Five minutes later the Lions were at it again, and while the scrum didn’t quite make it over the line, the recycled ball allowed Itoje to smash his way over. It was the cue for Gatland to unload his replacements, a move that disjointed the game and led to a pointless final 10 minutes, but also a sign that he believes his Test side are ready for the All Blacks. The waiting is almost over.

Teams

Maori All Blacks: James Lowe, Nehe Milner-Skudder, Matt Procter (Rob Thompson, 54), Charlie Ngatai, Reiko Ioane; Damian McKenzie (Ihaia West, 67), Tawere Kerr-Barlow (Bryn Hall, 74); Kane Hames (Chris Eves, 61), Ash Dixon (Hikawera Elliot, 70), Ben May (Marcel Renata, 70); Joe Wheeler (Leighton Price, 70), Tom Franklin; Akira Ioane, Elliot Dixon (Kara Pryor, 72), Liam Messam.

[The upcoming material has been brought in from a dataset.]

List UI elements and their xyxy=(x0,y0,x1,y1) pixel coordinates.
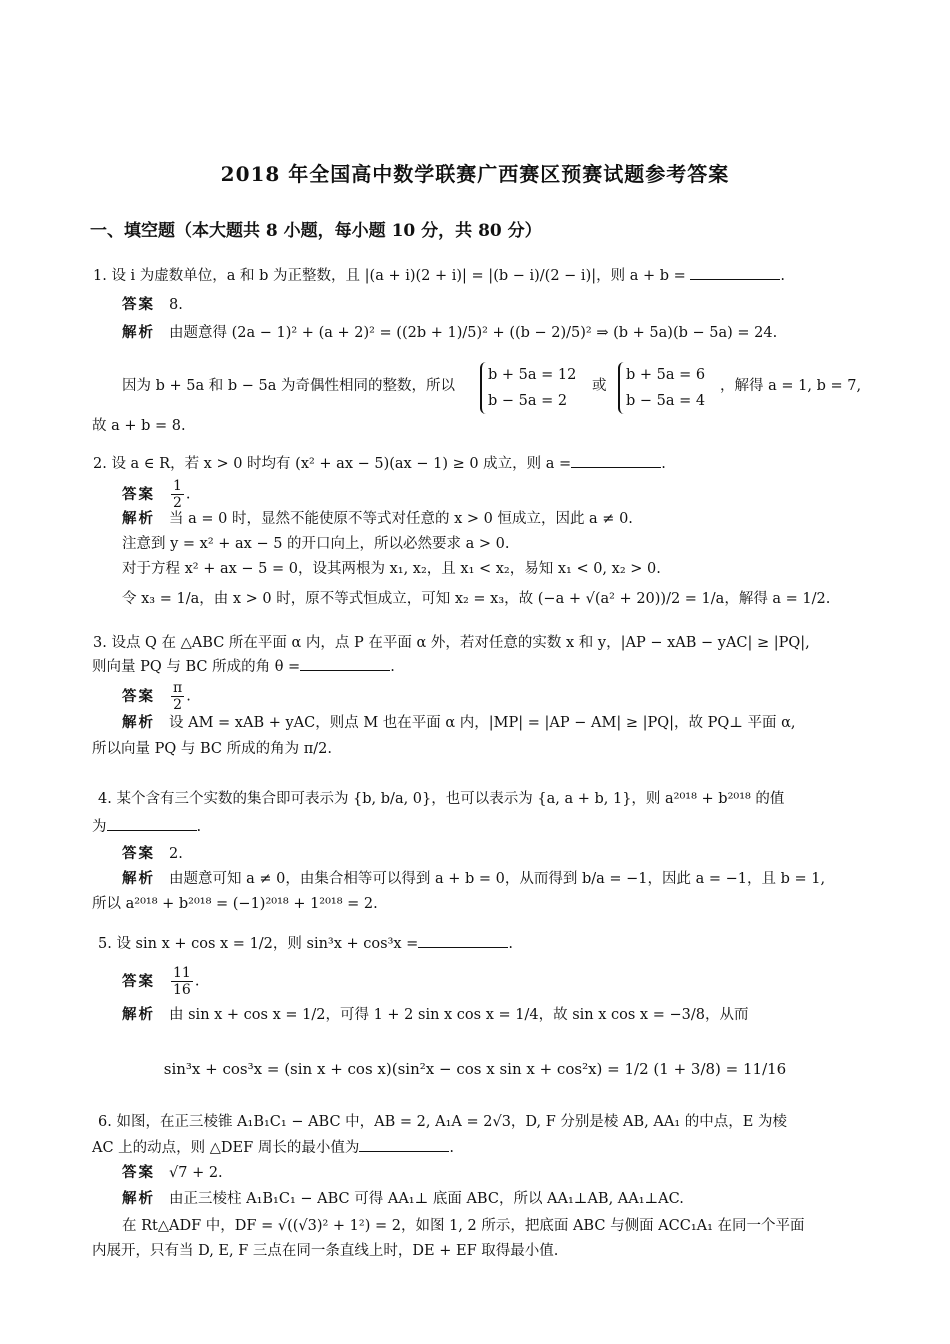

British and Irish Lions: Leigh Halfpenny; Anthony Watson, Jonathan Davies, Ben Te’o, George North (Elliot Daly 63); Johnny Sexton (Dan Biggar, 67), Conor Murray (Greig Laidlaw, 68); Mako Vunipola (Jack McGrath, 60), Jamie George (Ken Owens, 65), Tadhg Furlong (Kyle Sinckler, 65); Maro Itoje, George Kruis (Iain Henderson, 60); Peter O’Mahony (Sam Warburton, 63), Sean O’Brien, Taulupe Faletau.